I didn’t need to ask Rivven if he’d ever gotten chosen.

He went straight from the orphans’ barracks to this exile colony.

And it made me so fucking mad.

Who could look at him, with all his stores of quiet goodness, and not choose him?

Would his life have been different if somebody had? He might never have ended up in whatever situation had sent him here.

A situation I knew nothing about.

“How did you get here, Rivven?” I let the question tumble out before I could swallow it down. He’d told me before that I could ask him anything. And that he’d always give me the truth. “What was your conviction for?”

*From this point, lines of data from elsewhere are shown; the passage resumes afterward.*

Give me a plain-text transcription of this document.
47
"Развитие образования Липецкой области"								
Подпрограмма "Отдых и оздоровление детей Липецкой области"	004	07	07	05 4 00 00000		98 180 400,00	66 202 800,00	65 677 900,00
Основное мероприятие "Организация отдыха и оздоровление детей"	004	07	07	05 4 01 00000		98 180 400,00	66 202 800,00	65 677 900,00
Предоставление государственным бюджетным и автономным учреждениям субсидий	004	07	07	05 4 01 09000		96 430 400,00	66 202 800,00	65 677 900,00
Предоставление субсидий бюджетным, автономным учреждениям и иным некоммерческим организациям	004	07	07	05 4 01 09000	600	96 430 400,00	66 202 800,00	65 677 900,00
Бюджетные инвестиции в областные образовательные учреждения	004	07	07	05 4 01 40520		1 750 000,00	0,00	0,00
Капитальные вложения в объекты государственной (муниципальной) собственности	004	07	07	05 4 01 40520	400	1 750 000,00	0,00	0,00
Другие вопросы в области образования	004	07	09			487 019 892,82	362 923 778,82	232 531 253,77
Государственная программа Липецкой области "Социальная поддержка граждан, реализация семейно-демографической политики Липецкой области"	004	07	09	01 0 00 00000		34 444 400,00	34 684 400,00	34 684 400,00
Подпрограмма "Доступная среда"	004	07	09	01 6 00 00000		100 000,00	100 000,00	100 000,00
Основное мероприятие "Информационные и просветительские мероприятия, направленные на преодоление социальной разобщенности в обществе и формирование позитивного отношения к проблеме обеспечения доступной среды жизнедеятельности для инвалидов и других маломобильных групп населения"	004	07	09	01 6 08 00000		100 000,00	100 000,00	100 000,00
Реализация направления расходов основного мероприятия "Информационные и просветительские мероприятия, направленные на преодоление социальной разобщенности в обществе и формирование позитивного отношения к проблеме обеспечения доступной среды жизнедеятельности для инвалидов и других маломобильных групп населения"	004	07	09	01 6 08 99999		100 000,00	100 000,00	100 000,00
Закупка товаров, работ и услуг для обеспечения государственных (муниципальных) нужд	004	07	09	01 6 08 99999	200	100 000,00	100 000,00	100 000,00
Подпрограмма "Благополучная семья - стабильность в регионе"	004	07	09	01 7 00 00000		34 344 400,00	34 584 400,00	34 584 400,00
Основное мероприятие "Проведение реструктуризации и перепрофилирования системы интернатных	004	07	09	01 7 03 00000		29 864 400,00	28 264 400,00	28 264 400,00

I stared straight ahead, wondering if this conversation might be easier if we weren’t looking into each other’s eyes. When he didn’t answer right away, I placed my hands on his forearms and gave a gentle squeeze.

“When the director of the school died,” Rivven began, “his brother assumed responsibility of the institution. He…He was not a good man. Not like his late brother. After reviewing the schools financial accounts, he declared that the orphans in the barracks would replace the janitorial staff. We would not be paid directly. Our labour would be put towards our room and board.”